Scenario 2: If you have a problem, but no optimal solution.

Key Activity: Refining a Solution

Do This: Leverage Research-backed Concepts to Break Down Barriers to Usage

If the success of your solution hinges on the user completing an integral behavior, then users are sure to encounter inherently behavioral challenges. As you iterate on an existing product (whether to create a smoother user experience or a solve a problem area) you can look to research-backed behavioral principles to implement within the solution to combat barriers your users encounter to the behavior you're aiming to drive.  

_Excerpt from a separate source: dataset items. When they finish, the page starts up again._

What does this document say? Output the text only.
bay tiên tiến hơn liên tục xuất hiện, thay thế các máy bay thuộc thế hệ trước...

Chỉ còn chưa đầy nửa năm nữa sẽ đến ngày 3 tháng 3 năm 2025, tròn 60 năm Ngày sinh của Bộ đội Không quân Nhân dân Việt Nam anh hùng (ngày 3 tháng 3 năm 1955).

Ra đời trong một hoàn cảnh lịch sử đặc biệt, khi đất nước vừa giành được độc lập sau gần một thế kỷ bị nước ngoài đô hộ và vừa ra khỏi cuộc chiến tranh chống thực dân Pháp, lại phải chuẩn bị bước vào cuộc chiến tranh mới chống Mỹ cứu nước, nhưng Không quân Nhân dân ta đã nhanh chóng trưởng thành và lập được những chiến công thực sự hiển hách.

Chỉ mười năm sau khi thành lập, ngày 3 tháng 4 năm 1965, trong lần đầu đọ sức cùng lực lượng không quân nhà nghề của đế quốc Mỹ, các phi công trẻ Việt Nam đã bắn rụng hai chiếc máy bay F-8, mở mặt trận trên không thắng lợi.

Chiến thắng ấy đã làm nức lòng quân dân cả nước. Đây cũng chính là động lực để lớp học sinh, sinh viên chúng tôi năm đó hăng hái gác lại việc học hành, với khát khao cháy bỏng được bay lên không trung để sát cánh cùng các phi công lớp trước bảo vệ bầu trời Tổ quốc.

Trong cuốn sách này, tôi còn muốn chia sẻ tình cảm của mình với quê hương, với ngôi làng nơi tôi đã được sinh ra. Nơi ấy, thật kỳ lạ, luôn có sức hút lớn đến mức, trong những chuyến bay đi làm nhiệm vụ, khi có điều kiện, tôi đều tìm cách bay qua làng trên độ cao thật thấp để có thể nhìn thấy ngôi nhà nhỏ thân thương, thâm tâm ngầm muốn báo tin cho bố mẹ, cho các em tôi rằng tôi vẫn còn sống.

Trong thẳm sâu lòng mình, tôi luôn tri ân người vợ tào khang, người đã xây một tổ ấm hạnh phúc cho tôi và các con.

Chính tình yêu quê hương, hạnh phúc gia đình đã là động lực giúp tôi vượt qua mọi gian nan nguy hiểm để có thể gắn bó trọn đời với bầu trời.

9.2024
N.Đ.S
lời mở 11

One example of this is leveraging defaults to eliminate friction. Research shows that people tend to stick to the path of least resistance. At decision points in a product, you can default choices for the user where appropriate to nudge towards options in their best interests, or the best interests of society.

In one study on organ donation in European countries, the percentage of consenting organ donors is drastically higher (between 85.9 and 99.98 percent) in countries that use an opt-out form, where being an organ donor is the defaulted choice, compared to countries where explicit opt-in consent requires people to check a box to become an organ donor. Defaults, a well-researched concept, can be a powerful way to eliminate barriers to good behavior in products and services.

Scenario 3: You have a problem and a developed solution.

Key Activity: Implementing Critical Product Changes

Do This: Look to the Literature to Inform Experimentation

Finally, when considering the right changes to make in critical, high-impact areas of an existing product or service, rigorous testing is often necessary to ensure that issues are addressed optimally. You can look to existing research to inform what changes to experiment with and the how to approach testing potential changes. You can explore what's been tried, tested, and true, and execute your own well-informed tests, rather than implementing a proposed change that may be ineffective.  

No matter your stage of development, it's never too early or too late to leverage behavioral science research to strengthen your approach to the problem and enhance the effectiveness of your solution.